Marcy wants to register for next semester’s classes. After clicking on the Register & Drop/Add link on the main page of the Student Center, she is brought to this page. She first sees that the courses from her major (Informatics) and cognate (SPEA) are at the top, which is handy because she wants to add a class in her major program. So she selects INFO and she’s given all the different courses in that department. She wants to add Social Informatics, so she clicks on it. She could now read a description of the course if she wanted. There is a list choices, showing class times along with other details like room and instructor like she’s used to. She compares it to her class schedule, conveniently in plain view on the page, notices that she has a spot open at 11:15 on Tuesday and Thursday, and selects that class using the radio button next to it. Finally, to add the class to her schedule, she clicks on the “Enroll” button.
If Marcy wanted to, she could also search for a class in the same way she used to by clicking on the “search” link in the top menu. This also allows for advanced criteria, like a certain professor or meeting time. Choosing “saved” would take her to a page where she’s already saved classes that she was considering before her enrollment start date. If she knew the exact class number she wanted, she could immediately and simply add it by selecting “enter #.”
The menu organizes the site in a way that is more useful to the average user, a student wishing to add a class as quickly and with as little effort as possible, by improving overall navigation. The Back and Main buttons also improve ease of navigation, especially since they’re in a similar place to most web browsers, increasing user familiarity. The Back button and menu also make it more like a web site, which was another of our goals. In addition, the “saved” page enhances organization and reduces the confusion that the “shopping cart” creates in the current student center.
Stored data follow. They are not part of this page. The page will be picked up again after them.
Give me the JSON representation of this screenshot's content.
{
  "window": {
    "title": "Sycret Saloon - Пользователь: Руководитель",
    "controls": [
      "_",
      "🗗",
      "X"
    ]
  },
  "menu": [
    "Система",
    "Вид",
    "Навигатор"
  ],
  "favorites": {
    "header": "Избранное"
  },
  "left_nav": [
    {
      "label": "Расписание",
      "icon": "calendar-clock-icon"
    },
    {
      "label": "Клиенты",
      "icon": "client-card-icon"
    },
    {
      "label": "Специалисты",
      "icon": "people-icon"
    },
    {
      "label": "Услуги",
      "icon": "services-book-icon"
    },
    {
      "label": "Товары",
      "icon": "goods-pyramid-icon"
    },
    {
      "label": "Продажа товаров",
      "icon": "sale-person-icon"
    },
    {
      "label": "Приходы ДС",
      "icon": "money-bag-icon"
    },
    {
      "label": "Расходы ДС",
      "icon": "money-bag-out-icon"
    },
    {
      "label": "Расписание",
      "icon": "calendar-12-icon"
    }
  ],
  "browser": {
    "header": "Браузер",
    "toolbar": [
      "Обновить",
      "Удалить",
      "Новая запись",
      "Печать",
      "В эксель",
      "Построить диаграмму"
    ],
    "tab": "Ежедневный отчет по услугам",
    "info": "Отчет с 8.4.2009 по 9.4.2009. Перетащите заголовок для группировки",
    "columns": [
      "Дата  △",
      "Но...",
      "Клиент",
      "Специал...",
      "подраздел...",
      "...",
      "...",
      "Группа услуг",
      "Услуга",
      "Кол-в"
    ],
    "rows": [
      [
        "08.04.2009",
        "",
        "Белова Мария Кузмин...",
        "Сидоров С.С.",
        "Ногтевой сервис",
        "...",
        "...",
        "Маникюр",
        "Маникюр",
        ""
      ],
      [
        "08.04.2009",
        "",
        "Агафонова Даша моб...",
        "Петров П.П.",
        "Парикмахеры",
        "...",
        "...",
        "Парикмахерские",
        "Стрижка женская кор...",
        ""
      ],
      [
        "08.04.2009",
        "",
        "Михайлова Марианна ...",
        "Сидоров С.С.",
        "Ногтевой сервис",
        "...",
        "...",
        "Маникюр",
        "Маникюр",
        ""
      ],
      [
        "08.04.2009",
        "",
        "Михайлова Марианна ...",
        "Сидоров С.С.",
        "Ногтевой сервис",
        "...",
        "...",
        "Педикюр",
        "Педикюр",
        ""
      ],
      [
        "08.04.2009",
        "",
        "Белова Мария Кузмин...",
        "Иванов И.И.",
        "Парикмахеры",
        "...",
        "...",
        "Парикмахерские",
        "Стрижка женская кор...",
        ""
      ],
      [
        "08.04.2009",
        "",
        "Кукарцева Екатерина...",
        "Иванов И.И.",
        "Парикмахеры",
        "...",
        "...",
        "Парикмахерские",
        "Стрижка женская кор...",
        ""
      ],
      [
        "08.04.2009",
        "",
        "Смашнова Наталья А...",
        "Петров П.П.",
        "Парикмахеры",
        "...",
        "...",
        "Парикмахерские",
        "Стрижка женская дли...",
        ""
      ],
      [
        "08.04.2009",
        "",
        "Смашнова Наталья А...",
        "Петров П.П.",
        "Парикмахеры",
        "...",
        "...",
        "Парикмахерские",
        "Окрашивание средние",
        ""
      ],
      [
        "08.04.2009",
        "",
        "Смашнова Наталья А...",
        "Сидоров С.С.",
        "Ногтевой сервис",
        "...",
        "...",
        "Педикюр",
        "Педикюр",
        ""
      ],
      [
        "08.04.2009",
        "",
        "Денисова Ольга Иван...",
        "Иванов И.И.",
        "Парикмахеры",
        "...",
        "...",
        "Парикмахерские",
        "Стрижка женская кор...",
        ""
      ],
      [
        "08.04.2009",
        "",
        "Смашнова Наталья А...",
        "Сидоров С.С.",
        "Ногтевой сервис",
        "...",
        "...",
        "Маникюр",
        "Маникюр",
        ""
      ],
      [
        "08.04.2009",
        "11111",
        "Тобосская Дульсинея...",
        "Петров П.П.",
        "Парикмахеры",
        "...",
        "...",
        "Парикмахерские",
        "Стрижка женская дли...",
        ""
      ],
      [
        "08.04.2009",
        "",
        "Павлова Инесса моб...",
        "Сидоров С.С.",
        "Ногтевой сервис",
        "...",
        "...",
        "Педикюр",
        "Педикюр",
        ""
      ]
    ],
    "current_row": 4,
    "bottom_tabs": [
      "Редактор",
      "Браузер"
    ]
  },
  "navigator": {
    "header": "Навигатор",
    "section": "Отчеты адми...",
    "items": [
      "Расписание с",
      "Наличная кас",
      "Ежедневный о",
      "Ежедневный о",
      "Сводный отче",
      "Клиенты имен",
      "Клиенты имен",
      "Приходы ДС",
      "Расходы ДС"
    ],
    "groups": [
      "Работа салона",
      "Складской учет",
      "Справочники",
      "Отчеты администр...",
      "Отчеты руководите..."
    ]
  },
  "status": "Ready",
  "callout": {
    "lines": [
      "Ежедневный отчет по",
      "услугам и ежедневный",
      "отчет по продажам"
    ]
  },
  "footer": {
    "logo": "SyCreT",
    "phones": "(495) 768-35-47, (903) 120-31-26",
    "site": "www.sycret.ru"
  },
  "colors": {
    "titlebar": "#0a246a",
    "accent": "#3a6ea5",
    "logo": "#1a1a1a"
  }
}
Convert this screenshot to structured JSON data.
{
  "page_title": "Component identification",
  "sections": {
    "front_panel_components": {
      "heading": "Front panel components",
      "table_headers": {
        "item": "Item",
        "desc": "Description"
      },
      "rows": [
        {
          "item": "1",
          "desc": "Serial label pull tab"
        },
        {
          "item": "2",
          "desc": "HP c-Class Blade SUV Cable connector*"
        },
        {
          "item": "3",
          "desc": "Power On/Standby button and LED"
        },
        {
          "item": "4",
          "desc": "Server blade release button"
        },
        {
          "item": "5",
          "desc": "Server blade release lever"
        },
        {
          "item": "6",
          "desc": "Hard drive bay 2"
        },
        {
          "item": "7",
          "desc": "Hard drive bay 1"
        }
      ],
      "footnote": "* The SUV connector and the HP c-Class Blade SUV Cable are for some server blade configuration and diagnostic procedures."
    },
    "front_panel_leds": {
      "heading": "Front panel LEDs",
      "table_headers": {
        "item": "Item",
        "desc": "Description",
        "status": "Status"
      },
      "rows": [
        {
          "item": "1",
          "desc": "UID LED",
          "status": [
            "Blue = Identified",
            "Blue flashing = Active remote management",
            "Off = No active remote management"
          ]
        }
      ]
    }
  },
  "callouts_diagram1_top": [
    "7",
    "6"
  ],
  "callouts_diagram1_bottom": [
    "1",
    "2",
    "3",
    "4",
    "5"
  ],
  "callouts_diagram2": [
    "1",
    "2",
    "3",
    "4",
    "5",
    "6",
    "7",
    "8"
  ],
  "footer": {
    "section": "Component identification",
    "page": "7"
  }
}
We found that many users only use SIS to register for classes, which isn’t very often, so they have to relearn how to add classes each time because it’s not completely straightforward to everyone. Adding a browsing page like this eliminates the need to recall course numbers, instead allowing the user to recognize which one she/he is looking for and therefore boosting memorability. The user shouldn’t have to relearn how to use it each time or rack their brain trying to remember. Also, a few users said that a back button would be helpful, so I added that in a familiar place. Since some users didn’t understand the function of the shopping cart, I added a “save” button to the main browsing section instead of making it a whole different area like the shopping cart. This setup is similar to common shopping websites: categories, subcategories, and the ability to easily save an item in the interface before checking out (or enrolling.) To make it more visually appealing, you could improve my rough sketch my extending the tabs all the way across the page. Finally, I put the schedule in view on the page because the group seems to agree it’s a good idea, and it removes the need to continually go to a different page to check your current schedule, which I personally find frustrating.